One-in-seven U.S. adults (14%) say they have tested positive for COVID-19 or are “pretty sure” they have had it despite not receiving an official diagnosis, according to a Pew Research Center survey conducted Aug. 3 to 16. The survey also finds a sharp increase since the spring in the share of Americans who say they know someone else who has been hospitalized or died due to COVID-19.
Overall, 3% of U.S. adults say they have personally tested positive for the coronavirus, according to the survey. That includes 2% who say they tested positive for an active viral infection – a share that comports with available public health data – and 1% who did not receive a positive test for the virus, but later tested positive for its antibodies, a sign of past infection. Another 11% of adults say they are pretty sure they have had the virus even though they were not officially diagnosed. (It’s important to keep in mind that these findings are based on self-reported information.)
Some groups of Americans are more likely than others to say they have personally tested positive for COVID-19. For example, larger shares of Hispanic (7%) and Black Americans (5%) report testing positive for COVID-19 or its antibodies than their White (2%) or Asian (1%) counterparts.
Pew Research Center conducted this study to understand more about the personal health effects of the coronavirus outbreak. The data was collected as a part of a larger survey conducted Aug. 3 to 16, 2020, among 13,200 U.S. adults. Everyone who took part is a member of the Center’s American Trends Panel (ATP), an online survey panel that is recruited through national, random sampling of residential addresses. This way nearly all U.S. adults have a chance of selection.

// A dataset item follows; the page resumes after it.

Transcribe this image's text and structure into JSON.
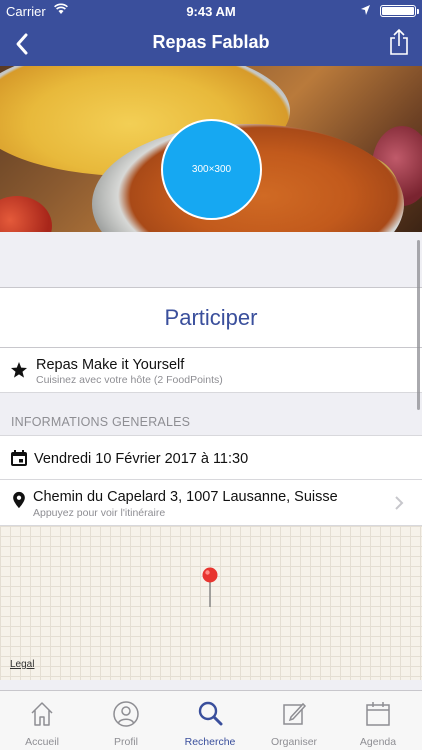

The survey is weighted to be representative of the U.S. adult population by gender, race, ethnicity, partisan affiliation, education and other categories. Read more about the ATP’s methodology.
Here are the questions used for this analysis, along with responses, and its methodology.
Americans in lower-income families have also been disproportionately affected, with 5% saying they have received at least one positive test result, compared with 2% of adults in middle- and upper-income homes.
An educational gap is apparent, too. Among adults with some college education or less, 4% say they have had a test-confirmed case of COVID-19 – twice the share of those who have a bachelor’s degree or more education (2%).
The survey also asked Americans whether someone else in their household tested positive for COVID-19 or are pretty sure they have had the virus despite not receiving an official diagnosis. Overall, 14% of U.S. adults say they live with someone who has tested positive or been pretty sure they had the virus.
Most report mild or no symptoms
Nearly half (45%) of those who say they have personally tested positive for the coronavirus or its antibodies – or are pretty sure they had COVID-19 – say they experienced mild symptoms, while another 17% say they experienced no symptoms. Around three-in-ten (29%) describe their symptoms as moderate and 9% describe them as severe.
The pattern is similar among those who say another household member is at least pretty sure they had COVID-19. Around four-in-ten of these Americans say the other person in their household experienced mild symptoms (38%) and 17% report no symptoms. Some 36% report moderate symptoms and 9% say their fellow household member had severe symptoms.
Sharp increase in knowing someone who has been hospitalized or died due to COVID-19
The August survey also finds that around four-in-ten Americans (39%) say they know someone who has been hospitalized or died as a result of having COVID-19 – up from 20% who said this in late April and early May, the last time Pew Research Center asked this question. (Not all of the questions asked in the spring survey are directly comparable to those in the August survey.)
A majority of Black Americans (57%) say they personally know someone who has been hospitalized or died as a result of having COVID-19. Some 46% of Hispanic adults say the same, compared with about a third of White (34%) and Asian adults (32%). The share of Hispanic Americans who know someone who has been hospitalized or died due to COVID-19 has more than doubled since the spring survey, when 19% said this.
There have also been regional changes in the share of adults who know someone who has been hospitalized or died from the virus. In the spring, Americans in the Northeast (31%) were more likely than those in the Midwest (22%), South (18%) and West (13%) to say they personally knew someone who had been hospitalized or died due to the virus. Now, it is just as common for people in the South to know someone who has been hospitalized or died as it is for those in the Northeast to say this (43% vs. 46% – a statistical tie). In the August survey, about one-third (35%) of Midwesterners and 30% of those in the West say they personally know someone who has been hospitalized or died from COVID-19.
Note: Here are the questions used for this analysis, along with responses, and its methodology.
CORRECTION (October 2020): The methodology section has been updated to reflect the correct cumulative response rate. None of the study findings or conclusions were affected.